Wednesday of Rare Disease Week was Lobby Day!
Patients, parents and advocates “stormed Capitol Hill” after a Lobby Day breakfast with speakers that included the newly confirmed FDA Commissioner, Robert M. Califf, MD, MACC, the House Energy and Commerce Committee Chairman Fred Upton, and Representative Gus Bilirakis.
All of us had been briefed on specific pieces of legislation to help us with our “asks” as we met with members of Congress and their aides.
These topics of discussion were: the OPEN Act (encourages the repurposing of existing drugs for rare disease indication), the Rare Disease Fund Act (would help close the funding gap between basic research and clinical research by establishing a private investment fund at NIH), The Patient Focused Impact Assessment Act (would encourage more patient engagement in the medical product review process) and asking for membership of the Rare Disease Congressional Caucus.
I had the privilege of lobbying with Paula Halicki from The International Pemphigus & Pemphigoid Foundation (IPPF) and Robert Ostrea from the Little Miss Hannah Foundation. Here is a picture of us with Senator Dean Heller’s Legislative Assistant, Rachel Green.

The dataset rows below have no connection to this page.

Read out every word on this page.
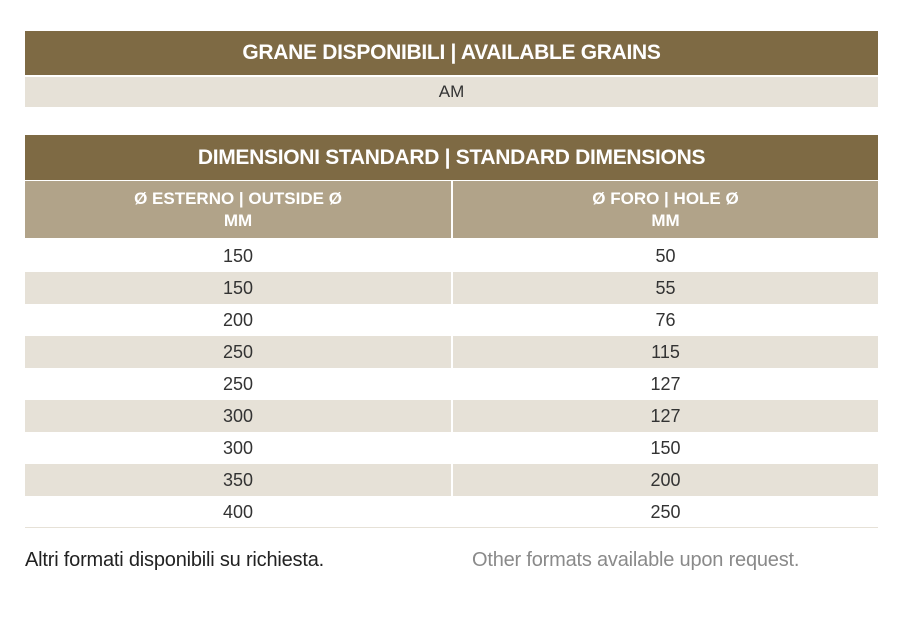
GRANE DISPONIBILI | AVAILABLE GRAINS
AM
DIMENSIONI STANDARD | STANDARD DIMENSIONS
Ø ESTERNO | OUTSIDE Ø
MM
Ø FORO | HOLE Ø
MM
150	50
150	55
200	76
250	115
250	127
300	127
300	150
350	200
400	250
Altri formati disponibili su richiesta.	Other formats available upon request.
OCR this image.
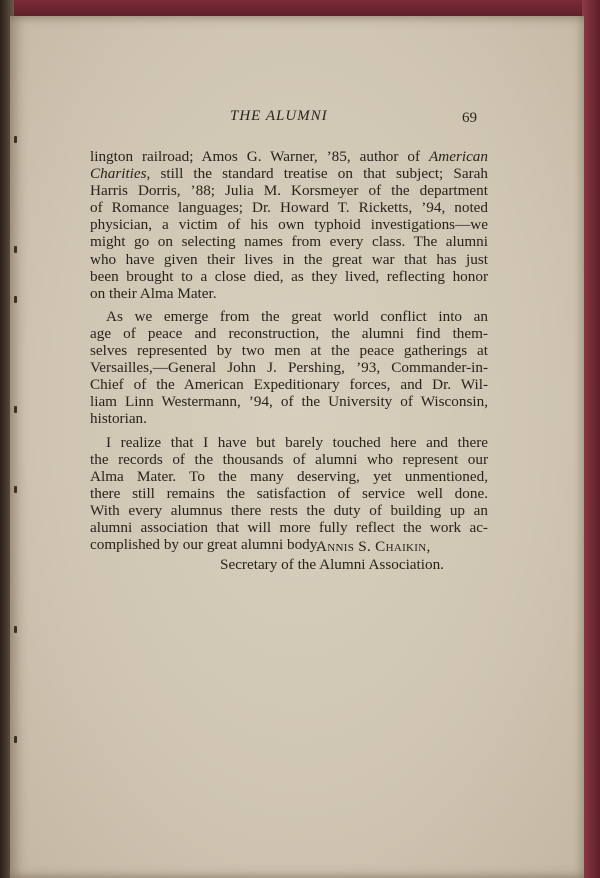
THE ALUMNI	69
lington railroad; Amos G. Warner, ’85, author of American
Charities, still the standard treatise on that subject; Sarah
Harris Dorris, ’88; Julia M. Korsmeyer of the department
of Romance languages; Dr. Howard T. Ricketts, ’94, noted
physician, a victim of his own typhoid investigations—we
might go on selecting names from every class. The alumni
who have given their lives in the great war that has just
been brought to a close died, as they lived, reflecting honor
on their Alma Mater.
As we emerge from the great world conflict into an
age of peace and reconstruction, the alumni find them-
selves represented by two men at the peace gatherings at
Versailles,—General John J. Pershing, ’93, Commander-in-
Chief of the American Expeditionary forces, and Dr. Wil-
liam Linn Westermann, ’94, of the University of Wisconsin,
historian.
I realize that I have but barely touched here and there
the records of the thousands of alumni who represent our
Alma Mater. To the many deserving, yet unmentioned,
there still remains the satisfaction of service well done.
With every alumnus there rests the duty of building up an
alumni association that will more fully reflect the work ac-
complished by our great alumni body.
Annis S. Chaikin,
Secretary of the Alumni Association.
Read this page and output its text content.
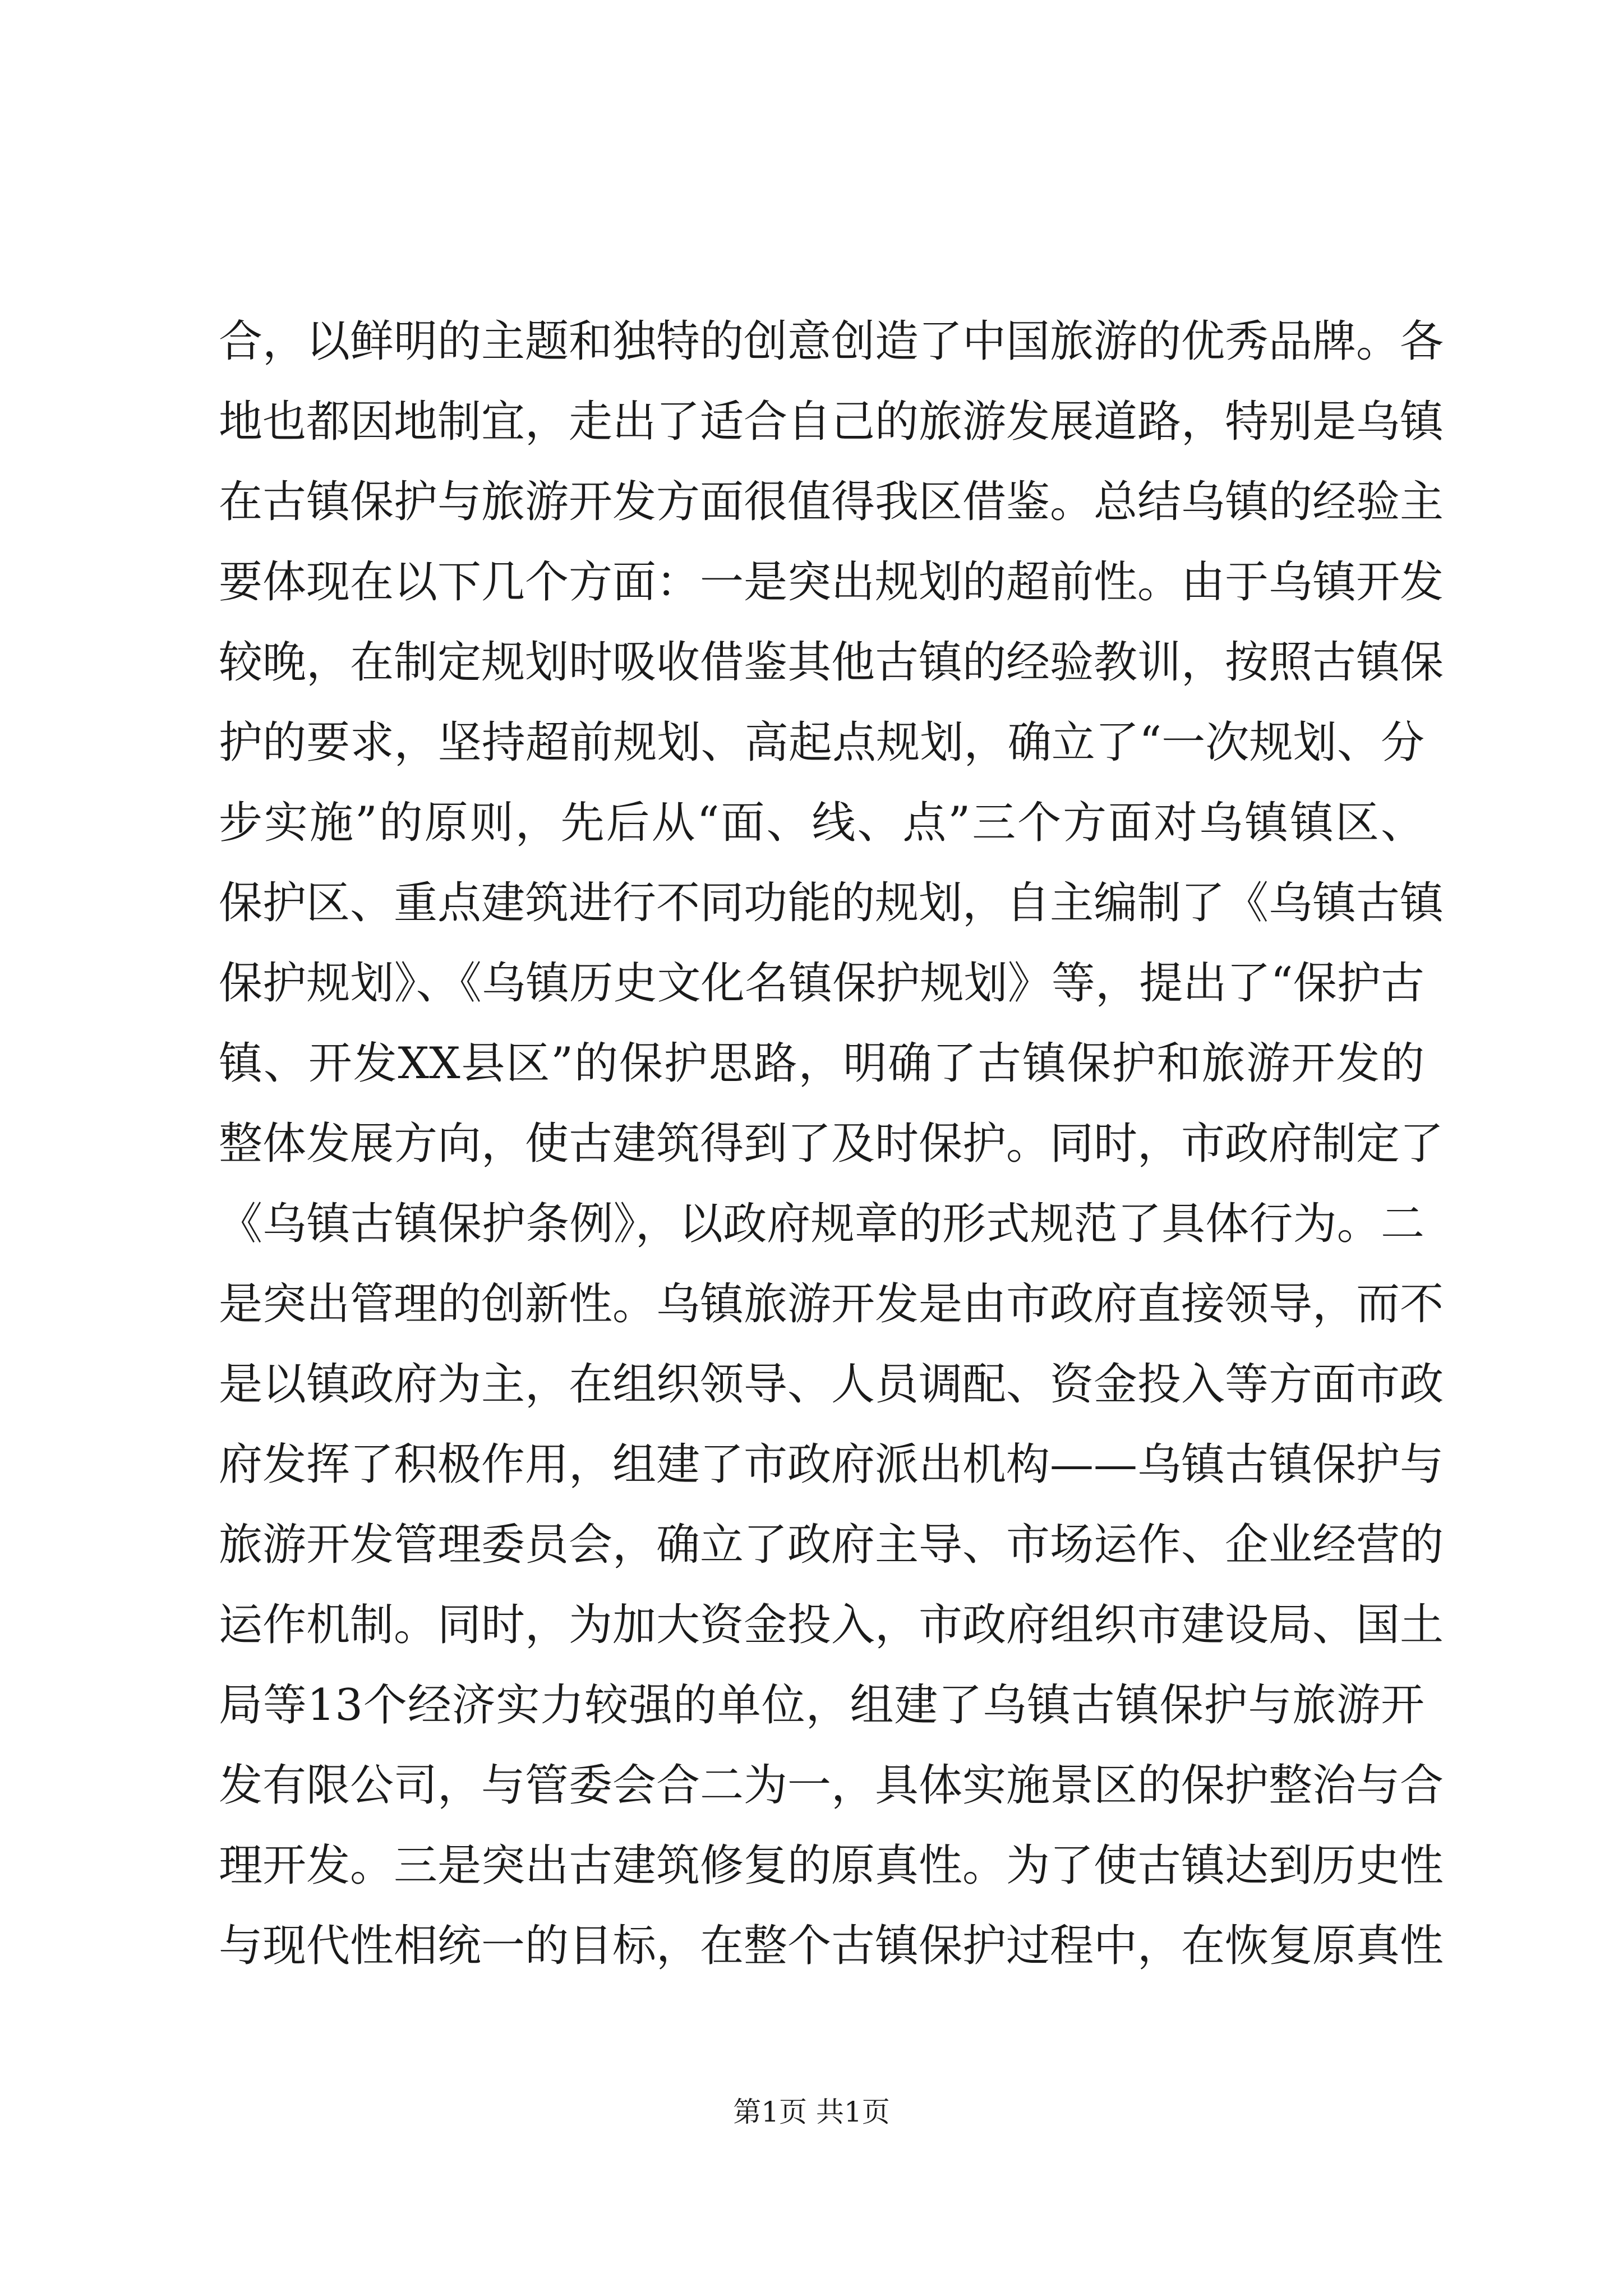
合，以鲜明的主题和独特的创意创造了中国旅游的优秀品牌。各
地也都因地制宜，走出了适合自己的旅游发展道路，特别是乌镇
在古镇保护与旅游开发方面很值得我区借鉴。总结乌镇的经验主
要体现在以下几个方面：一是突出规划的超前性。由于乌镇开发
较晚，在制定规划时吸收借鉴其他古镇的经验教训，按照古镇保
护的要求，坚持超前规划、高起点规划，确立了“一次规划、分
步实施”的原则，先后从“面、线、点”三个方面对乌镇镇区、
保护区、重点建筑进行不同功能的规划，自主编制了《乌镇古镇
保护规划》、《乌镇历史文化名镇保护规划》等，提出了“保护古
镇、开发XX县区”的保护思路，明确了古镇保护和旅游开发的
整体发展方向，使古建筑得到了及时保护。同时，市政府制定了
《乌镇古镇保护条例》，以政府规章的形式规范了具体行为。二
是突出管理的创新性。乌镇旅游开发是由市政府直接领导，而不
是以镇政府为主，在组织领导、人员调配、资金投入等方面市政
府发挥了积极作用，组建了市政府派出机构——乌镇古镇保护与
旅游开发管理委员会，确立了政府主导、市场运作、企业经营的
运作机制。同时，为加大资金投入，市政府组织市建设局、国土
局等13个经济实力较强的单位，组建了乌镇古镇保护与旅游开
发有限公司，与管委会合二为一，具体实施景区的保护整治与合
理开发。三是突出古建筑修复的原真性。为了使古镇达到历史性
与现代性相统一的目标，在整个古镇保护过程中，在恢复原真性
第1页 共1页
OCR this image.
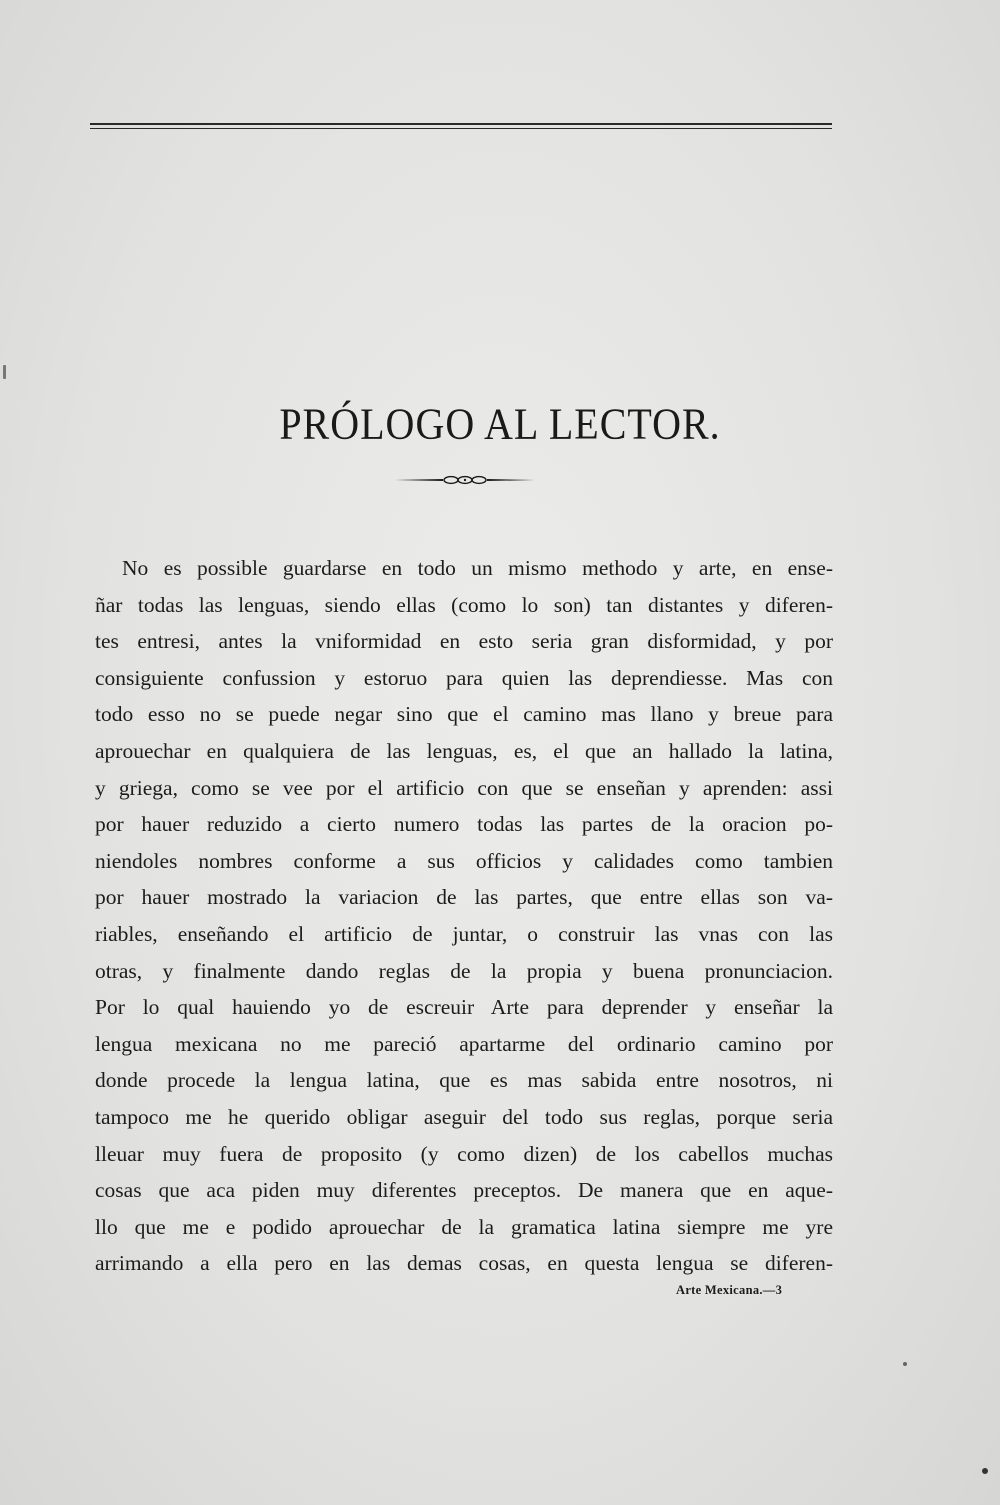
PRÓLOGO AL LECTOR.
No es possible guardarse en todo un mismo methodo y arte, en ense-
ñar todas las lenguas, siendo ellas (como lo son) tan distantes y diferen-
tes entresi, antes la vniformidad en esto seria gran disformidad, y por
consiguiente confussion y estoruo para quien las deprendiesse. Mas con
todo esso no se puede negar sino que el camino mas llano y breue para
aprouechar en qualquiera de las lenguas, es, el que an hallado la latina,
y griega, como se vee por el artificio con que se enseñan y aprenden: assi
por hauer reduzido a cierto numero todas las partes de la oracion po-
niendoles nombres conforme a sus officios y calidades como tambien
por hauer mostrado la variacion de las partes, que entre ellas son va-
riables, enseñando el artificio de juntar, o construir las vnas con las
otras, y finalmente dando reglas de la propia y buena pronunciacion.
Por lo qual hauiendo yo de escreuir Arte para deprender y enseñar la
lengua mexicana no me pareció apartarme del ordinario camino por
donde procede la lengua latina, que es mas sabida entre nosotros, ni
tampoco me he querido obligar aseguir del todo sus reglas, porque seria
lleuar muy fuera de proposito (y como dizen) de los cabellos muchas
cosas que aca piden muy diferentes preceptos. De manera que en aque-
llo que me e podido aprouechar de la gramatica latina siempre me yre
arrimando a ella pero en las demas cosas, en questa lengua se diferen-
Arte Mexicana.—3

Paula and I then visited the office of Senator Harry Reid and even got to meet Congressman Cresent Hardy himself in the House of Representatives office building.
I advocated for the various pieces of legislation, quoted some statistics like: 95% of known rare disease have no approved treatment, and 30 million Americans are currently living with a rare disease. Paula shared her story: She was working as a parole officer when one day she noticed her duty belt was starting to hurt her. Soon even the light touch of her clothes on her body became excruciating. It took several doctors and several months, but she was finally diagnosed with pemphigus vulgaris.
Pemphigus is a genetically-based, auto-immune disease that can be fatal. The skin layers fail to adhere, causing blistering and painful open sores. After a lot of individual research she came across anecdotal evidence of a treatment that might help – a chemotherapy that was not approved for the treatment of her disease…but that was her only real hope. In order to obtain this treatment she had to sell her home and move to California where she could receive the treatment. While it’s not a cure it has helped her to resume working and to keep flares to a minimum. However, she is now back to governmental work in a state where she is having difficulty getting knowledgeable medical care, and most likely would have to leave her job and return to California if her disease worsens.
The meetings went well…we were listened to attentively and can hope that we made an impression that will make a difference. The next day I was pleased to note several of the Legislative Aides we spoke with in attendance at the Rare Disease Congressional Caucus briefing.
I know I, for one, went home hopeful that these acts that have potential to facilitate the creation of countless more treatments for patients with rare disease will pass. I also went home happy that I had the opportunity to meet so many wonderful people!